While the U.S. Bureau of Labor Statistics (BLS) provides job outlook data for the United States, we can look to Statistics Canada (StatCan) and the Bank of Canada for a domestic perspective.
The Canadian labour market remains relatively tight, which gives employees a degree of leverage. However, economic uncertainty and fluctuating inflation rates are causing companies to be cautiously optimistic. Reports from the Bank of Canada on wage growth show that wages have been rising to combat inflation, but the pace may moderate as the economy stabilizes.
The key takeaway is that the demand for skilled workers in high-growth areas will continue to drive wage growth. Professionals who are adaptable and continuously develop in-demand skills will be best positioned for salary increases that outpace the national average.
Conclusion: Taking Control of Your Salary Growth


Understanding the average salary increase in Canada is about more than just knowing a number—it’s about knowing your value in the current market.
Here are the key takeaways for any professional looking to maximize their earning potential:
- The Benchmark is 3.5% - 3.9%: Use this as a starting point, not a ceiling.
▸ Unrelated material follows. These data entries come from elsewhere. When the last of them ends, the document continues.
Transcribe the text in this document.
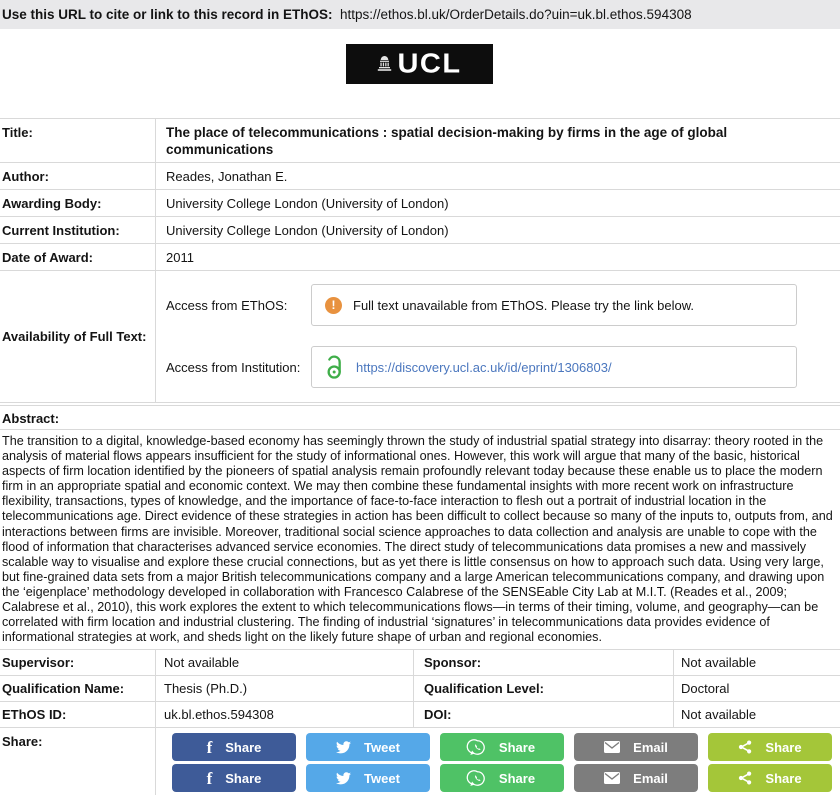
Use this URL to cite or link to this record in EThOS: https://ethos.bl.uk/OrderDetails.do?uin=uk.bl.ethos.594308
UCL
Title:	The place of telecommunications : spatial decision-making by firms in the age of global communications
Author:	Reades, Jonathan E.
Awarding Body:	University College London (University of London)
Current Institution:	University College London (University of London)
Date of Award:	2011
Availability of Full Text:
Access from EThOS:	!	Full text unavailable from EThOS. Please try the link below.
Access from Institution:	https://discovery.ucl.ac.uk/id/eprint/1306803/
Abstract:

The transition to a digital, knowledge-based economy has seemingly thrown the study of industrial spatial strategy into disarray: theory rooted in the analysis of material flows appears insufficient for the study of informational ones. However, this work will argue that many of the basic, historical aspects of firm location identified by the pioneers of spatial analysis remain profoundly relevant today because these enable us to place the modern firm in an appropriate spatial and economic context. We may then combine these fundamental insights with more recent work on infrastructure flexibility, transactions, types of knowledge, and the importance of face-to-face interaction to flesh out a portrait of industrial location in the telecommunications age. Direct evidence of these strategies in action has been difficult to collect because so many of the inputs to, outputs from, and interactions between firms are invisible. Moreover, traditional social science approaches to data collection and analysis are unable to cope with the flood of information that characterises advanced service economies. The direct study of telecommunications data promises a new and massively scalable way to visualise and explore these crucial connections, but as yet there is little consensus on how to approach such data. Using very large, but fine-grained data sets from a major British telecommunications company and a large American telecommunications company, and drawing upon the ‘eigenplace’ methodology developed in collaboration with Francesco Calabrese of the SENSEable City Lab at M.I.T. (Reades et al., 2009; Calabrese et al., 2010), this work explores the extent to which telecommunications flows—in terms of their timing, volume, and geography—can be correlated with firm location and industrial clustering. The finding of industrial ‘signatures’ in telecommunications data provides evidence of informational strategies at work, and sheds light on the likely future shape of urban and regional economies.

Supervisor:	Not available	Sponsor:	Not available
Qualification Name:	Thesis (Ph.D.)	Qualification Level:	Doctoral
EThOS ID:	uk.bl.ethos.594308	DOI:	Not available
Share:	f Share	Tweet	Share	Email	Share
f Share	Tweet	Share	Email	Share
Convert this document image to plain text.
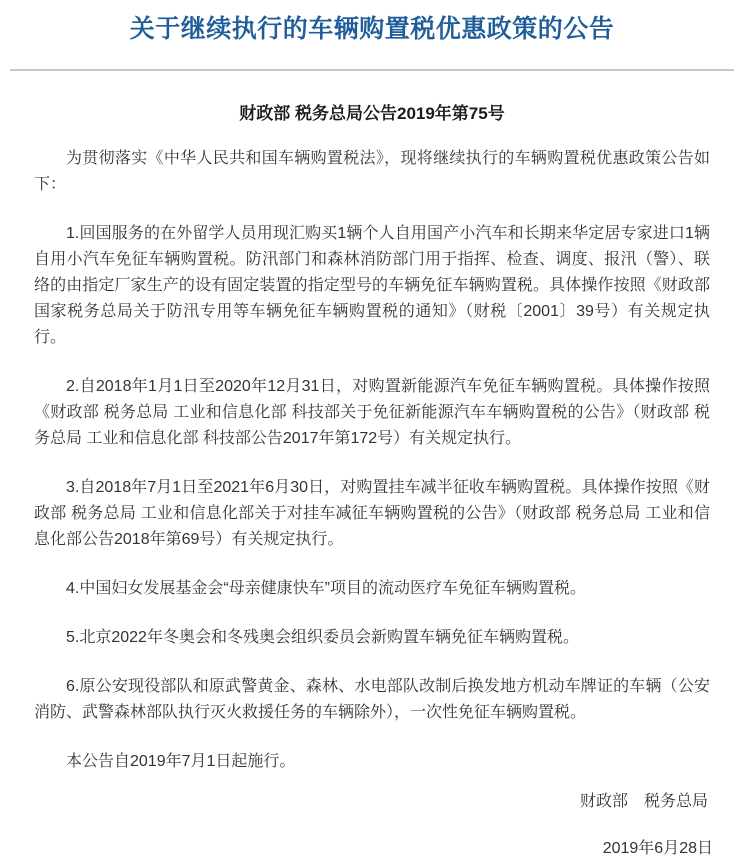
关于继续执行的车辆购置税优惠政策的公告
财政部 税务总局公告2019年第75号

为贯彻落实《中华人民共和国车辆购置税法》，现将继续执行的车辆购置税优惠政策公告如下：

1.回国服务的在外留学人员用现汇购买1辆个人自用国产小汽车和长期来华定居专家进口1辆自用小汽车免征车辆购置税。防汛部门和森林消防部门用于指挥、检查、调度、报汛（警）、联络的由指定厂家生产的设有固定装置的指定型号的车辆免征车辆购置税。具体操作按照《财政部 国家税务总局关于防汛专用等车辆免征车辆购置税的通知》（财税〔2001〕39号）有关规定执行。

2.自2018年1月1日至2020年12月31日，对购置新能源汽车免征车辆购置税。具体操作按照《财政部 税务总局 工业和信息化部 科技部关于免征新能源汽车车辆购置税的公告》（财政部 税务总局 工业和信息化部 科技部公告2017年第172号）有关规定执行。

3.自2018年7月1日至2021年6月30日，对购置挂车减半征收车辆购置税。具体操作按照《财政部 税务总局 工业和信息化部关于对挂车减征车辆购置税的公告》（财政部 税务总局 工业和信息化部公告2018年第69号）有关规定执行。

4.中国妇女发展基金会“母亲健康快车”项目的流动医疗车免征车辆购置税。

5.北京2022年冬奥会和冬残奥会组织委员会新购置车辆免征车辆购置税。

6.原公安现役部队和原武警黄金、森林、水电部队改制后换发地方机动车牌证的车辆（公安消防、武警森林部队执行灭火救援任务的车辆除外），一次性免征车辆购置税。

本公告自2019年7月1日起施行。

财政部　税务总局
2019年6月28日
- Performance is Your Power: Being a top performer is the single best way to secure an above-average raise within your current company.
- Your Industry Matters: If you're in a high-growth sector, your expectations for a raise should be higher.
- Don't Be Afraid to Look Elsewhere: The fastest way to achieve a significant salary increase (10-20%) is often by moving to a new company.
- Keep Learning: The more in-demand your skills are, the more leverage you will have in any salary negotiation, whether internal or external.
By understanding these dynamics, you can move from being a passive recipient of a predetermined raise to an active participant in your financial growth, ensuring your salary reflects your true professional worth.